The situation was that the original blog had language variants in the form of http://blog.company.com/2017/... (without any language specified) for English and http://blog.company.com/ru/2017/... for other languages (in this case, "ru" for Russian).
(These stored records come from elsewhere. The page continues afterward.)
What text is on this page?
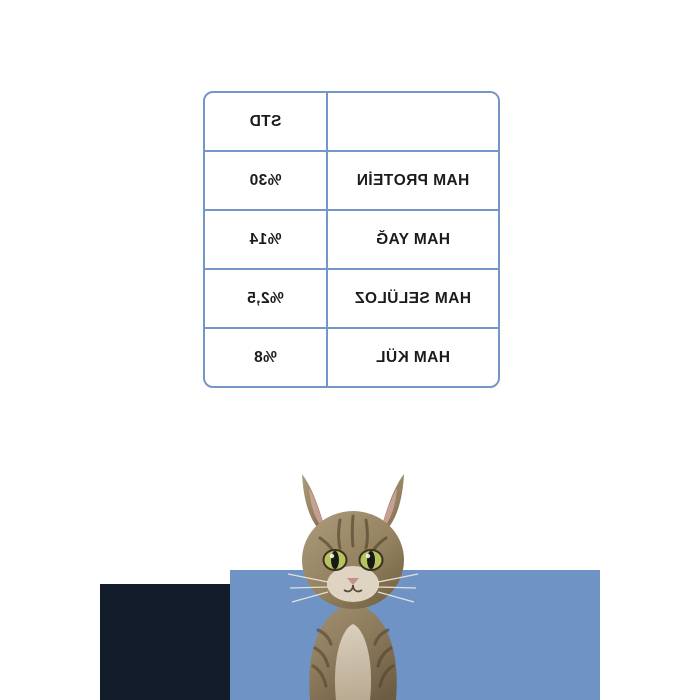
	STD
HAM PROTEİN	%30
HAM YAĞ	%14
HAM SELÜLOZ	%2,5
HAM KÜL	%8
Therefore, we process English blog items separately:
{ xmlstarlet ed -d '//item[not(contains(link,"blog.avast.com/20"))]' all.xml; echo ""; } > all-en.xml
Other languages are processed automatically with the help of a loop:
for L in cs de es fr it ja pl pt-br ru tr uk ; do export F=all-$L.xml; { xmlstarlet ed -d '//item[not(contains(link,"blog.avast.com/'$L'/"))]' all.xml; echo ""; } > "$F"; sed -r -i "s:(<link.*blog.avast.com/)$L/:\1:g" $F; done
There are redirects to be set up in the HubSpot settings so that the old URLs are still accessible and they will point to existing articles (new locations). This helps to maintain ranking in search engines and does not break links from other sites.
# english without a cycle
L="" perl -ne 'if(/^http:\/\/blog.avast.com(.*),http:\/\/avast.hs-sites.com(.*)$/ && not ($1 eq $2)) { print "$1,$2\n"}' > redirects-languages.txt
# other languages
for L in de it fr ru pl pt-br cs es; do
perl -ne 'if(/^http:\/\/blog.avast.com(.*),http:\/\/avast.hs-sites.com(.*)$/ && not ("/'$L'$1" eq $2)) { print "/'$L'$1,$2\n"}' >> redirects-languages.txt
done
One may have to deal with CDATA:
CDATA tag replace in ViM:
:%s#\(<script.*\)// <!\[CDATA\[#\1#
:%s#// \]\]\]\]><!\[CDATA\[></script>#</script>#
When uploading new redirects (which is possible to do in bulk), we deleted the old redirects first. It is possible to automate it with an iMacros script:
VERSION BUILD=8940826 RECORDER=FX
TAB T=1
URL GOTO=https://app.hubspot.com/content/486579/settings/url-mappings
TAG POS=1 TYPE=SPAN ATTR=CLASS:dropdown-targetsettings-icon&&TXT:
TAG POS=11 TYPE=A ATTR=TXT:Delete
TAG POS=1 TYPE=A ATTR=ID:hs-fancybox-ok
TAB T=1
URL GOTO=https://app.hubspot.com/content/486579/settings/url-mappings
TAG POS=1 TYPE=SPAN ATTR=CLASS:dropdown-target
TAG POS=11 TYPE=A ATTR=TXT:Delete
TAG POS=1 TYPE=A ATTR=ID:hs-fancybox-ok
With these commands, it was possible to migrate thousands of blog posts from WordPress into HubSpot.